America is now in a crisis-disintegrating stage. In such a condition, absent a
philosophy, people turn readily to charismatic personalities. So at the
beginning of our time of troubles, in the depression of the 1930s, we turned to
Franklin D. Roosevelt. He took us through the depression and World War II. We
were buoyed by his optimism and reassured by the strength and confidence of his
personality. Within the Western tradition he provided us with no solutions; he
simply preserved options. When he died, all America was in shock. We had lost
our shield. Carroll came over to my place that night. We talked in the subdued
fashion of a generation that had lost its guardian and would now have to face a
hostile world on its own.
Since then we in America have been denied the easy-out of charismatic
leadership. It may just be that we shall have to follow the route that Quigley
has marked out for us in this book. We may have to look at our history, analyze
it, establish an identity in that analysis, and make another try at
understanding reality in a fashion consistent with that open-ended tradition.

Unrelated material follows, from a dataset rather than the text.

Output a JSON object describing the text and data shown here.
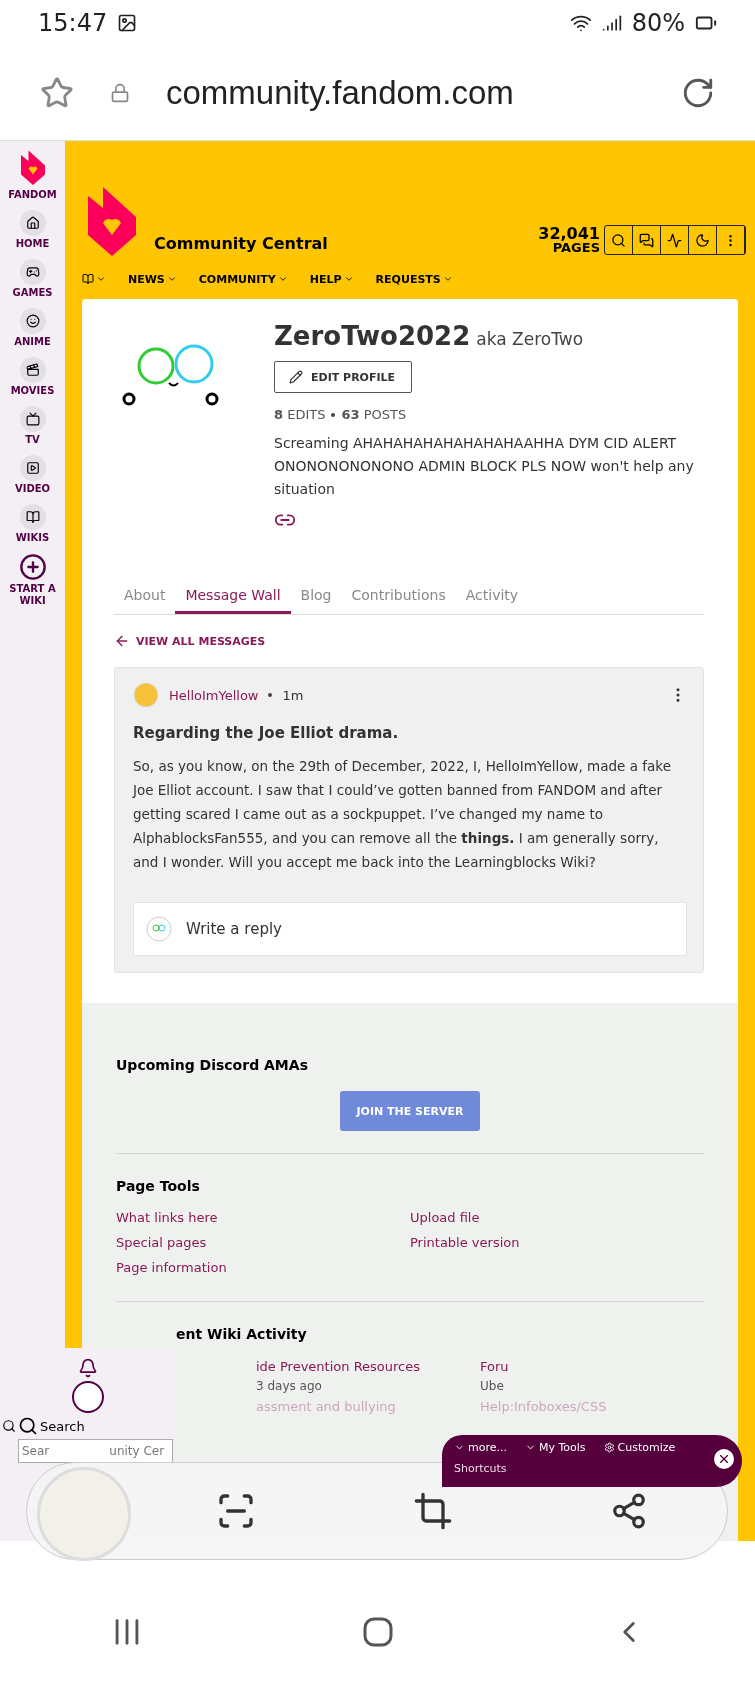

If so, America, acting for Western civilization, must find within the history of
that civilization the intellectual and spiritual reserves to renew itself within
the tradition. Striking as was the impact of this book at the time of its first
publication, in 1961, its major impact will be in support of that effort in the
future. There is hope that in Western civilization the future ideology will be
rational. If so, it would be consistent with an epistemology that accepts the
general validity of sensory experience and the possibility of making
generalizations from that experience, subject to modification as additional
facts are perceived. It is that epistemology which was termed moderate realism
in the thirteenth century and, in its epistemologic aspects, is now known as the
scientific method. Such a rational ideology is probable only if it is developed
out of the special history of the West. As appreciation of that spreads, the
kind of analysis that Carroll Quigley develops in this book is the analysis that
the West must use.
Such as effort would be consistent in social terms with Quigley's view of his
own life. He greatly admired his mother, a housewife, and his father, a Boston firechief, and described them as teaching him to do his best at whatever he
chose to put his energies. That was their way of saying what Carroll would have
described as man's responsibility to understand and relate actively to a
continually unfolding reality. He dedicated his life to that purpose.